Юрий Нагибин - О любви (сборник)
Это давало пищу для размышлений, весьма непривычных… В другой раз старый солдат поправил Петрова, когда тот обмолвился, что так и не видел войны: «Как же ты ее не видел, когда здесь лежишь? Небось не с печи свалился. А дезертира ко мне бы не подложили. Другое дело, что повезло тебе здорово, самой малостью отделался. Без пальцев (у него была манера ставить неожиданные ударения в самых простых словах) на лапе ты за милую душу проживешь, а главное — отыгрался, и совесть спокойна, и всего себя сохранил, без чуточка». Но совесть-то и не давала покоя Петрову, и он с жадностью вслушивался в неторопливые рассуждения солдата, учитывая их, но не принимая в утоление душевной истомы.
Оправдывая поведение Петрова с немцем и положительно относясь к его краткому пребыванию возле фронта, старый солдат не мог взять в толк, почему, будучи студентом-третьекурсником и располагая отсрочкой, он вообще оказался на фронте. «Не имели они права тебя брать, раз документы на руках!» — «Да я сам!..» — «Ты бы написал куда следует, обжаловал, им бы хвост накрутили! Где это сказано — раз война, все законы побоку!» — возмущался солдат. «Добровольно я, понимаешь, добровольно!» Петрову почему-то стыдно было произносить это соответствующее истине слово. «Мало ли что, — гнул свое солдат, — тебя небось профессоры учили, сколько ж это денег стоило! Нет, должны были доучить тебя до конца…»

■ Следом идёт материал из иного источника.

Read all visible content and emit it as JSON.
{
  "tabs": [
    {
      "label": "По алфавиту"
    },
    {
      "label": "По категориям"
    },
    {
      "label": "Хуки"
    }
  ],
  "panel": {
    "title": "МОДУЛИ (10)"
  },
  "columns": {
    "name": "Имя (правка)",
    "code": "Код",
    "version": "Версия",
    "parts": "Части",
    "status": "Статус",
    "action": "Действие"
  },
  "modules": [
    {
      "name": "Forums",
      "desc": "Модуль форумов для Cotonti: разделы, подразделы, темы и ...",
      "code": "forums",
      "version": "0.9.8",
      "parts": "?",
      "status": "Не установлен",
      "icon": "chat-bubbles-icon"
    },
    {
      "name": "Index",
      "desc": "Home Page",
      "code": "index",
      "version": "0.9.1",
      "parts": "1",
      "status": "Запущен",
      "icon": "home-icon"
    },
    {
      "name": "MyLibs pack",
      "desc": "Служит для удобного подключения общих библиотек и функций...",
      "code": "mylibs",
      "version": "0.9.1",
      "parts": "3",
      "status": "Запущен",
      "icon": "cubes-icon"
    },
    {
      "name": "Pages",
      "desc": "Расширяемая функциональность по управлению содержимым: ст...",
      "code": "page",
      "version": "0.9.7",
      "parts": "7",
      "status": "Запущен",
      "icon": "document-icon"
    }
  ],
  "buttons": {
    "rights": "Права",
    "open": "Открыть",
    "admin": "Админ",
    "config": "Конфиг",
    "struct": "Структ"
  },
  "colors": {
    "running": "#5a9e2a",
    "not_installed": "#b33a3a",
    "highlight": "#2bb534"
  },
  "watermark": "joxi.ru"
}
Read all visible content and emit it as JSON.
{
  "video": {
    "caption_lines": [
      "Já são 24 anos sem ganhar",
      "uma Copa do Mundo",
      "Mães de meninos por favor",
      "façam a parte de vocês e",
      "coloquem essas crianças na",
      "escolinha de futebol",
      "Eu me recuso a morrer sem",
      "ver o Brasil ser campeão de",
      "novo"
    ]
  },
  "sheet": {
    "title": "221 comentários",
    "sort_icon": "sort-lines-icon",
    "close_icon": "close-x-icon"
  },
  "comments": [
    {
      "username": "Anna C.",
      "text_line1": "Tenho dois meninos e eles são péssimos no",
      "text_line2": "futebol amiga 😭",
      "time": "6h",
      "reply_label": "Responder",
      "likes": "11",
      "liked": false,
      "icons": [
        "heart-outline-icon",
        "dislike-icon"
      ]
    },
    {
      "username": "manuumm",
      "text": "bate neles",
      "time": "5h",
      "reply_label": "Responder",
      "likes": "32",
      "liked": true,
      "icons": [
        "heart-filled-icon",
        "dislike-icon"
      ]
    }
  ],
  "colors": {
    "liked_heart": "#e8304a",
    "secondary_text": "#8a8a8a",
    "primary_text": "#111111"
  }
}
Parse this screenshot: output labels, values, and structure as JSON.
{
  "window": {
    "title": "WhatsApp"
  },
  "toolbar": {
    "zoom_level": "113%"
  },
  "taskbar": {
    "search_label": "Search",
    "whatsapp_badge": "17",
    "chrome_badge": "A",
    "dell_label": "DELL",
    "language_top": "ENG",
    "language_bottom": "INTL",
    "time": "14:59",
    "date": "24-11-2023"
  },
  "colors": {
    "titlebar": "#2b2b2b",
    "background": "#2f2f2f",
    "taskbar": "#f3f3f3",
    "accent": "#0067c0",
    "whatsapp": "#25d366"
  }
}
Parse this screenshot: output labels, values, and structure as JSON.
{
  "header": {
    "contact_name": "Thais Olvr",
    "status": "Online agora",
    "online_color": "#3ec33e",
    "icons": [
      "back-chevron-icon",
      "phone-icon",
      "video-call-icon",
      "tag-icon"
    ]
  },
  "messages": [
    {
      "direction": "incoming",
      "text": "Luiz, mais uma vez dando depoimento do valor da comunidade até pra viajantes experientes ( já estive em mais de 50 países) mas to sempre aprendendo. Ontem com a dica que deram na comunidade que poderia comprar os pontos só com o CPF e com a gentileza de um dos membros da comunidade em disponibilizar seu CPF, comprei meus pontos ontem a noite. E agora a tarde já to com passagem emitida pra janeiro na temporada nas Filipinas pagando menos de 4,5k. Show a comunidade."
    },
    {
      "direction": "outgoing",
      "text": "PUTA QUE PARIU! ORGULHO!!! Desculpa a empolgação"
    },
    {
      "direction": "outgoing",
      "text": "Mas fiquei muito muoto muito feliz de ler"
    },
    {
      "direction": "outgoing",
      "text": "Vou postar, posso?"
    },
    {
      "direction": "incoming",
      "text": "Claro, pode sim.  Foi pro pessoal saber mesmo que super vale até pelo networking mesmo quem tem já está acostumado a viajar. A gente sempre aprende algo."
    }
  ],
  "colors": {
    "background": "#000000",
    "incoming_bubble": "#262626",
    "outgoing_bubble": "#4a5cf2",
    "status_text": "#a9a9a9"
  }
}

Тогда Петров спросил солдата: а если бы, мол, тебя не взяли на войну по призыву, пошел бы ты сам? «Как же это могли меня не взять? Что я, больной или порченый, что, у меня глаз кривой или грыжа в паху?» — «Да нет, просто так, не взяли — и все!» — «Так не бывает. Кто же тогда врага отгонит?» — «Другие, — втолковывал ему Петров. — Считай так: народу хватает, и тебя оставили дома на развод. Пошел бы ты сам?» — «А без меня не может хватать, — возражал солдат. — Кто же на моем-то месте будет?» — «Свято место пусто не бывает, другой там будет, не хуже тебя, а может, и получше», — подначивал Петров. «Это, что ль, как в старину — богатые мужики за сынов своих в солдатчину некрутов покупали?» — усмехнулся солдат. «Ну, хочешь так, хочешь, просто обошли тебя, забыли. Или, скажем, перебор произошел, и тебе говорят: ступай домой, без тебя справимся». — «Мое почтение! — заулыбался щербатым ртом солдат, и как-то распустилось, расслабилось его жесткое, подбористое лицо. — Со всем нашим удовольствием!»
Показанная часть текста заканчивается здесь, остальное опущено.